Donald Trump Challenges White House Reporter for Pro-China Talking Points

White House

President Donald Trump challenged a Hong Kong reporter on Monday after she asked the president at the White House press briefing about working with China to help fight the coronavirus.

YouYou Wang, a White House reporter for Phoenix TV, claimed there were multiple flights from China sent to the United States carrying medical supplies and equipment from partnership companies in China Huawei and Alibaba.

“Sounds like a statement more than a question,” Trump replied.

As Wang tried to highlight China’s efforts to assist the United States, Trump interrupted to ask her to identify her news outlet.

When Wang responded that she worked for Phoenix TV based in Hong Kong, Trump replied, “Is it owned by China? Is it owned by the state?”

“No, it’s not. it’s a private owned company,” Wang replied.

Phoenix TV is a private media company in Hong Kong, but it also has a warm relationship with China, as it is the only private television network allowed to broadcast news in Chinese.
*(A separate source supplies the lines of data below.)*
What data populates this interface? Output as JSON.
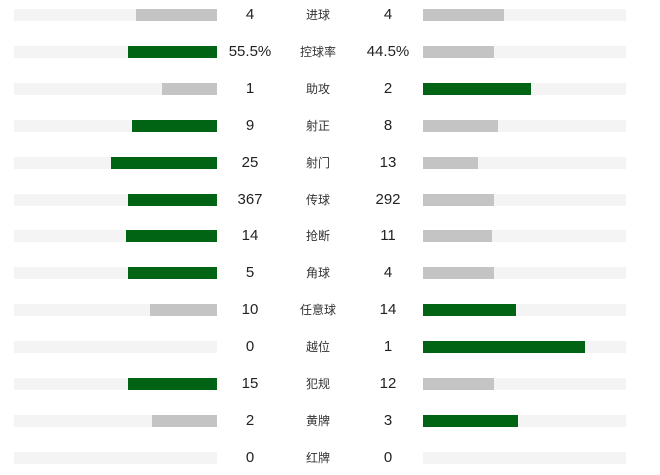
{
  "colors": {
    "leader": "#006414",
    "trailer": "#c4c4c4",
    "track": "#f4f4f4"
  },
  "stats": [
    {
      "label": "进球",
      "home": "4",
      "away": "4",
      "home_fill": 0.4,
      "away_fill": 0.4,
      "leader": "none"
    },
    {
      "label": "控球率",
      "home": "55.5%",
      "away": "44.5%",
      "home_fill": 0.44,
      "away_fill": 0.35,
      "leader": "home"
    },
    {
      "label": "助攻",
      "home": "1",
      "away": "2",
      "home_fill": 0.27,
      "away_fill": 0.53,
      "leader": "away"
    },
    {
      "label": "射正",
      "home": "9",
      "away": "8",
      "home_fill": 0.42,
      "away_fill": 0.37,
      "leader": "home"
    },
    {
      "label": "射门",
      "home": "25",
      "away": "13",
      "home_fill": 0.52,
      "away_fill": 0.27,
      "leader": "home"
    },
    {
      "label": "传球",
      "home": "367",
      "away": "292",
      "home_fill": 0.44,
      "away_fill": 0.35,
      "leader": "home"
    },
    {
      "label": "抢断",
      "home": "14",
      "away": "11",
      "home_fill": 0.45,
      "away_fill": 0.34,
      "leader": "home"
    },
    {
      "label": "角球",
      "home": "5",
      "away": "4",
      "home_fill": 0.44,
      "away_fill": 0.35,
      "leader": "home"
    },
    {
      "label": "任意球",
      "home": "10",
      "away": "14",
      "home_fill": 0.33,
      "away_fill": 0.46,
      "leader": "away"
    },
    {
      "label": "越位",
      "home": "0",
      "away": "1",
      "home_fill": 0,
      "away_fill": 0.8,
      "leader": "away"
    },
    {
      "label": "犯规",
      "home": "15",
      "away": "12",
      "home_fill": 0.44,
      "away_fill": 0.35,
      "leader": "home"
    },
    {
      "label": "黄牌",
      "home": "2",
      "away": "3",
      "home_fill": 0.32,
      "away_fill": 0.47,
      "leader": "away"
    },
    {
      "label": "红牌",
      "home": "0",
      "away": "0",
      "home_fill": 0,
      "away_fill": 0,
      "leader": "none"
    }
  ]
}
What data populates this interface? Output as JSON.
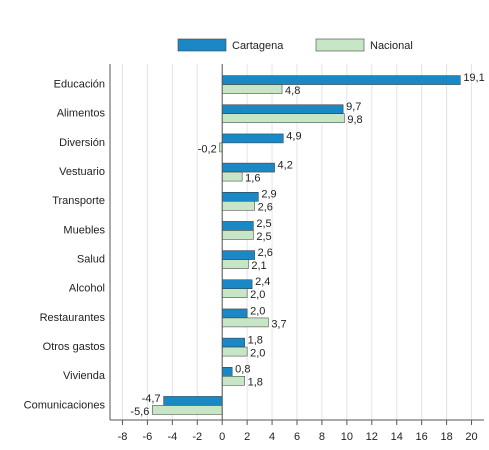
{
  "chart_data": {
    "type": "hbar",
    "categories": [
      "Educación",
      "Alimentos",
      "Diversión",
      "Vestuario",
      "Transporte",
      "Muebles",
      "Salud",
      "Alcohol",
      "Restaurantes",
      "Otros gastos",
      "Vivienda",
      "Comunicaciones"
    ],
    "series": [
      {
        "name": "Cartagena",
        "color": "#1a88c4",
        "values": [
          19.1,
          9.7,
          4.9,
          4.2,
          2.9,
          2.5,
          2.6,
          2.4,
          2.0,
          1.8,
          0.8,
          -4.7
        ],
        "value_labels": [
          "19,1",
          "9,7",
          "4,9",
          "4,2",
          "2,9",
          "2,5",
          "2,6",
          "2,4",
          "2,0",
          "1,8",
          "0,8",
          "-4,7"
        ]
      },
      {
        "name": "Nacional",
        "color": "#c7e6c5",
        "values": [
          4.8,
          9.8,
          -0.2,
          1.6,
          2.6,
          2.5,
          2.1,
          2.0,
          3.7,
          2.0,
          1.8,
          -5.6
        ],
        "value_labels": [
          "4,8",
          "9,8",
          "-0,2",
          "1,6",
          "2,6",
          "2,5",
          "2,1",
          "2,0",
          "3,7",
          "2,0",
          "1,8",
          "-5,6"
        ]
      }
    ],
    "xlim": [
      -9,
      21
    ],
    "xticks": [
      -8,
      -6,
      -4,
      -2,
      0,
      2,
      4,
      6,
      8,
      10,
      12,
      14,
      16,
      18,
      20
    ],
    "grid": true,
    "legend": "top"
  }
}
Phoenix TV has been identified as an outlet used to spread propaganda from China.

The Hoover Institute describes Phoenix TV as a “quasi-official” global network of the Chinese government.
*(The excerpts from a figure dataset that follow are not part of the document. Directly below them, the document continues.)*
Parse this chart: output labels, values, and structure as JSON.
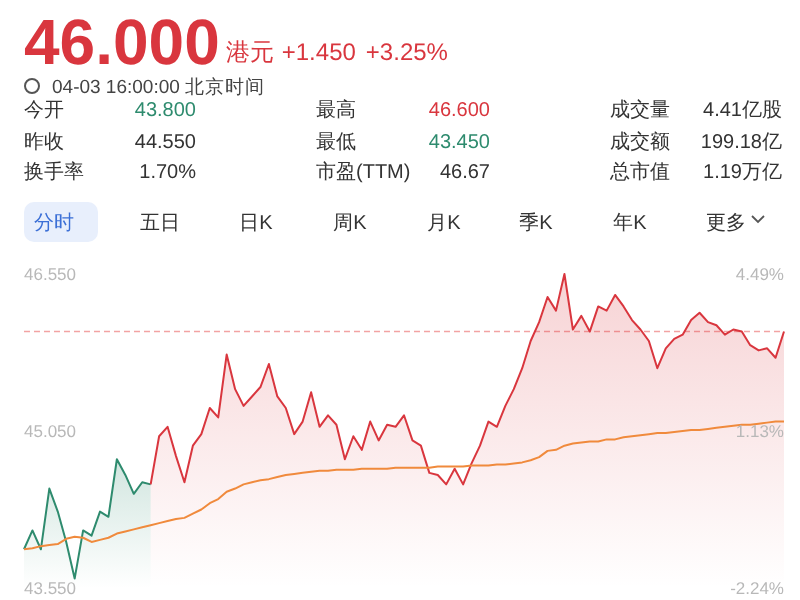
{
  "chart_data": [
    {
      "type": "other",
      "title": "46.000",
      "subtitle": "04-03 16:00:00 北京时间",
      "annotations": [
        "港元",
        "+1.450",
        "+3.25%",
        "今开",
        "43.800",
        "最高",
        "46.600",
        "成交量",
        "4.41亿股",
        "昨收",
        "44.550",
        "最低",
        "43.450",
        "成交额",
        "199.18亿",
        "换手率",
        "1.70%",
        "市盈(TTM)",
        "46.67",
        "总市值",
        "1.19万亿",
        "分时",
        "五日",
        "日K",
        "周K",
        "月K",
        "季K",
        "年K",
        "更多"
      ],
      "colors": [
        "#d9363e",
        "#d9363e",
        "#d9363e",
        "#333333",
        "#2e8b6e",
        "#333333",
        "#d9363e",
        "#333333",
        "#333333",
        "#333333",
        "#333333",
        "#333333",
        "#2e8b6e",
        "#333333",
        "#333333",
        "#333333",
        "#333333",
        "#333333",
        "#333333",
        "#333333",
        "#333333",
        "#3b6fd6",
        "#333333",
        "#333333",
        "#333333",
        "#333333",
        "#333333",
        "#333333",
        "#333333"
      ]
    },
    {
      "type": "area",
      "ylim": [
        43.55,
        46.55
      ],
      "categories": [
        null,
        null,
        null,
        null,
        null,
        null,
        null,
        null,
        null,
        null,
        null,
        null,
        null,
        null,
        null,
        null,
        null,
        null,
        null,
        null,
        null,
        null,
        null,
        null,
        null,
        null,
        null,
        null,
        null,
        null,
        null,
        null,
        null,
        null,
        null,
        null,
        null,
        null,
        null,
        null,
        null,
        null,
        null,
        null,
        null,
        null,
        null,
        null,
        null,
        null,
        null,
        null,
        null,
        null,
        null,
        null,
        null,
        null,
        null,
        null,
        null,
        null,
        null,
        null,
        null,
        null,
        null,
        null,
        null,
        null,
        null,
        null,
        null,
        null,
        null,
        null,
        null,
        null,
        null,
        null,
        null,
        null,
        null,
        null,
        null,
        null,
        null,
        null,
        null,
        null,
        null
      ],
      "yticks": [
        {
          "value": 46.55,
          "label": "46.550"
        },
        {
          "value": 45.05,
          "label": "45.050"
        },
        {
          "value": 43.55,
          "label": "43.550"
        }
      ],
      "y2lim": [
        -2.24,
        4.49
      ],
      "y2ticks": [
        {
          "value": 4.49,
          "label": "4.49%"
        },
        {
          "value": 1.13,
          "label": "1.13%"
        },
        {
          "value": -2.24,
          "label": "-2.24%"
        }
      ],
      "tick_labels": "y",
      "ref_lines": [
        {
          "axis": "y",
          "value": 46.0,
          "color": "#f2a3a3",
          "line_style": "dashed"
        }
      ],
      "series": [
        {
          "type": "area",
          "color": "#2e8b6e",
          "values": [
            43.92,
            44.1,
            43.92,
            44.5,
            44.28,
            43.99,
            43.64,
            44.1,
            44.05,
            44.28,
            44.23,
            44.78,
            44.63,
            44.45,
            44.56,
            44.54,
            null,
            null,
            null,
            null,
            null,
            null,
            null,
            null,
            null,
            null,
            null,
            null,
            null,
            null,
            null,
            null,
            null,
            null,
            null,
            null,
            null,
            null,
            null,
            null,
            null,
            null,
            null,
            null,
            null,
            null,
            null,
            null,
            null,
            null,
            null,
            null,
            null,
            null,
            null,
            null,
            null,
            null,
            null,
            null,
            null,
            null,
            null,
            null,
            null,
            null,
            null,
            null,
            null,
            null,
            null,
            null,
            null,
            null,
            null,
            null,
            null,
            null,
            null,
            null,
            null,
            null,
            null,
            null,
            null,
            null,
            null,
            null,
            null,
            null,
            null
          ]
        },
        {
          "type": "area",
          "color": "#d9363e",
          "values": [
            null,
            null,
            null,
            null,
            null,
            null,
            null,
            null,
            null,
            null,
            null,
            null,
            null,
            null,
            null,
            44.54,
            45.0,
            45.09,
            44.81,
            44.56,
            44.91,
            45.02,
            45.27,
            45.18,
            45.78,
            45.45,
            45.29,
            45.38,
            45.47,
            45.69,
            45.38,
            45.27,
            45.02,
            45.14,
            45.42,
            45.09,
            45.2,
            45.11,
            44.78,
            45.0,
            44.87,
            45.14,
            44.96,
            45.11,
            45.09,
            45.2,
            44.96,
            44.91,
            44.65,
            44.63,
            44.54,
            44.69,
            44.54,
            44.74,
            44.91,
            45.14,
            45.09,
            45.29,
            45.45,
            45.65,
            45.91,
            46.09,
            46.33,
            46.2,
            46.55,
            46.02,
            46.15,
            46.0,
            46.24,
            46.2,
            46.35,
            46.24,
            46.11,
            46.02,
            45.91,
            45.65,
            45.84,
            45.93,
            45.97,
            46.11,
            46.18,
            46.09,
            46.06,
            45.97,
            46.02,
            46.0,
            45.87,
            45.82,
            45.84,
            45.75,
            46.0
          ]
        },
        {
          "type": "line",
          "color": "#f08a3c",
          "values": [
            43.92,
            43.93,
            43.95,
            43.96,
            43.97,
            44.02,
            44.04,
            44.03,
            43.99,
            44.01,
            44.03,
            44.07,
            44.09,
            44.11,
            44.13,
            44.15,
            44.17,
            44.19,
            44.21,
            44.22,
            44.26,
            44.3,
            44.36,
            44.4,
            44.47,
            44.5,
            44.54,
            44.56,
            44.58,
            44.59,
            44.61,
            44.63,
            44.64,
            44.65,
            44.66,
            44.67,
            44.67,
            44.68,
            44.68,
            44.68,
            44.69,
            44.69,
            44.69,
            44.69,
            44.7,
            44.7,
            44.7,
            44.7,
            44.7,
            44.71,
            44.71,
            44.71,
            44.71,
            44.72,
            44.72,
            44.72,
            44.73,
            44.73,
            44.74,
            44.75,
            44.77,
            44.8,
            44.86,
            44.87,
            44.91,
            44.93,
            44.94,
            44.95,
            44.95,
            44.97,
            44.97,
            44.99,
            45.0,
            45.01,
            45.02,
            45.03,
            45.03,
            45.04,
            45.05,
            45.06,
            45.06,
            45.07,
            45.08,
            45.09,
            45.1,
            45.11,
            45.11,
            45.12,
            45.13,
            45.14,
            45.14
          ]
        }
      ]
    }
  ]
}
CCTV, a state-owned media company in China, also has a financial stake in the company, according to the Washington Post.

“It was a symbolic gesture to show we wouldn’t oppose the Communist Party,” Phoenix TV founder Liu Changle said in 2005.

Officials in China are working to propagate the news narrative that China is the global leader on efforts to fight the coronavirus in an attempt to shift blame from the country being the source of the virus, according to a recent analysis of Chinese state media by the Iskrit Group. 

But that narrative faces its own challenges, due to problems with some of the equipment coming from China.

The Netherlands was forced to recall 600,000 medical masks that were discovered to have defective filters, and Spain received coronavirus test kits from China that only had a 30 percent accuracy rate.